Arnold Döring flying with KG53 was strafing and bombing the roads north-east of Brest-Litovsk leading toward Kobrin. His comments encapsulated the Luftwaffe’s new intent. ‘In order to leave the road intact for our own advance,’ he said, ‘we dropped the bombs only at the side of the road.’ Their target was massed enemy columns of tanks, motorised columns with horse-drawn carts and artillery in between, ‘all frantically making their way east’. The result was pandemonium.
‘Our bombs fell by the side of the tanks, guns, between vehicles and panic-stricken Russians running in all directions. It was total panic down there – nobody could even think of firing back.

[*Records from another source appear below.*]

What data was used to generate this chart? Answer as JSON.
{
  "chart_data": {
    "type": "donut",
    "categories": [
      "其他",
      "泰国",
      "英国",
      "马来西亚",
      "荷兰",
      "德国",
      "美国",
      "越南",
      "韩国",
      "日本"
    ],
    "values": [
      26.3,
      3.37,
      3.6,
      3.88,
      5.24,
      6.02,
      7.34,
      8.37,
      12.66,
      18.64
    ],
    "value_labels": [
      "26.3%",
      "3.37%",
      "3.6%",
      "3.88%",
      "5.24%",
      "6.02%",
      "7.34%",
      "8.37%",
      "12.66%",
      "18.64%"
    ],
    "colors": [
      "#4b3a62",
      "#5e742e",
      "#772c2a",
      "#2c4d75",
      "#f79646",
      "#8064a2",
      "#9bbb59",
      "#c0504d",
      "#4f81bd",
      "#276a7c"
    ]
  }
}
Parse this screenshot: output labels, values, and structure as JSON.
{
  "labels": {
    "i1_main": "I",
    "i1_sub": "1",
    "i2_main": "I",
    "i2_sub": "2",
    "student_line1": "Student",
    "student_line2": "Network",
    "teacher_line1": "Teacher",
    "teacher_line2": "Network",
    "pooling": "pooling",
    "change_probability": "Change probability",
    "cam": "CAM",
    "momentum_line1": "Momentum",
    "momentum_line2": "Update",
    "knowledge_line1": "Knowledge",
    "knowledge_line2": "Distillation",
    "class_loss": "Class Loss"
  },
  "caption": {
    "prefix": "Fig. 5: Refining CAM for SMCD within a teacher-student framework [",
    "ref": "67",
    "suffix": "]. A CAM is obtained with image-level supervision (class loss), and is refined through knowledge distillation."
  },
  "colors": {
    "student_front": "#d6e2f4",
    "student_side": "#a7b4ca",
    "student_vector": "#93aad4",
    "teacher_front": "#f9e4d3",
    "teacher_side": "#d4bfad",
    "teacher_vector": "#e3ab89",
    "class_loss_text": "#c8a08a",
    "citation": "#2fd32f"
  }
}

The effect of the incendiary and splinter bombs was awesome. With a target like this there are no misses. Tanks were turned over or stood in flames, guns with their towing vehicles blocked the road, while between them horses thrashing around multiplied the panic.’(23)
Dusk…
22 June 1941
‘As the men marched the dust rose until we were all covered in a light yellow coating,’ remarked Leutnant Heinrich Haape with Infantry Regiment 18, part of Army Group Centre. ‘Men and vehicles assumed ghostly outlines in the dust-laden air.’(1) Steady progress had been achieved during this, the longest period of daylight in the year. ‘Our divisions on the entire offensive front,’ noted General Franz Halder, ‘have forced back the enemy by an average of 10-12km. This has opened the path for our armour.’(2) Hoepner’s Panzergruppe 4 had captured two bridges across the River Dubysa intact in Army Group North’s sector. Units were achieving penetrations averaging 20km.(3) General Guderian’s Panzergruppe 2 in the centre made startling progress: 17th Panzer Division covered 18km; 18th Panzer to its right drove 66km north of Brest-Litovsk. South of the town, 3rd Panzer Division penetrated 36km, 4th Panzer 39km and the 1st Cavalry Division 24km.